R. Kelly's defense team wants to force DeRogatis to testify about receiving the sex tape at the heart of the case. The music critic received the tape anonymously in 2002 and gave it to police.
Sun-Times pop music critic Jim DeRogatis has not appeared in court yet, though Judge Vincent Gaughan ordered him to show up this morning at 10 a.m.
As reporters and lawyers gathered in the courtroom, Gaughan was seen leaving through the hallway at 10:15, whistling and carrying a manila file folder. He was wearing a raincoat, as if he planned to leave the building.

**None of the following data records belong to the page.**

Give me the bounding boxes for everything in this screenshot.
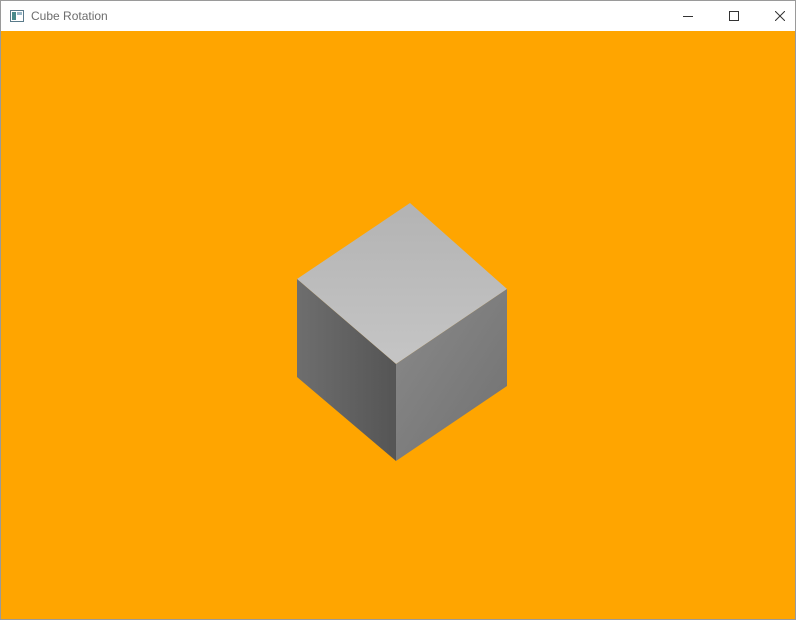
minimize-icon	[683, 11, 693, 21]
app-window: Cube Rotation	[0, 0, 796, 620]
maximize-icon	[729, 11, 739, 21]
maximize-button[interactable]	[711, 1, 757, 31]
minimize-button[interactable]	[665, 1, 711, 31]
title-bar[interactable]: Cube Rotation	[1, 1, 795, 31]
render-viewport[interactable]	[1, 31, 795, 619]
scene-canvas	[1, 31, 795, 619]
close-icon	[775, 11, 785, 21]
close-button[interactable]	[757, 1, 796, 31]
window-title: Cube Rotation	[31, 9, 108, 23]
app-window-icon	[10, 9, 24, 22]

Court reconvened at 11:30, and Gaughan berated Sun-Times lawyer Damon Dunn for not showing up earlier with DeRogatis. The judge said he had called the hearing "to see whether I'm going to issue a warrant for the arrest of your client," referring to DeRogatis.
Defense lawyer Marc Martin had harsh words for the Sun-Times on May 9. That was the first day of jury selection — and the day the Sun-Times ran a front-page exclusive about a woman who had allegedly been in a threesome with Kelly getting paid off for a sex tape.
Martin said the Sun-Times story "is not the subject of any evidence expected to be adduced by the state."
But yesterday, the state adduced exactly that evidence. Prosecutors called to the stand Lisa Van Allen, 27, who testified a Kelly aide paid her and another man $20,000 each for the return of a tape allegedly showing Kelly in a threesome with an underage girl.
Lisa Van Allen -- who allegedly will testify she was in a threesome with R. Kelly and an underage girl -- arrived at the Cook County Criminal Courthouse this morning at 8:50 a.m. It is considered likely she will testify today.
Van Allen was accompanied by Yul Brown, 38, who says he is her fiance. The couple held hands as they strolled southbound down California Ave., accompanied by a sheriff's deputy. Then they walked up the front steps of the courthouse.
Van Allen, who might testify today after her testimony was put off twice, is wearing a black dress. Her fiance Brown is wearing a green suit.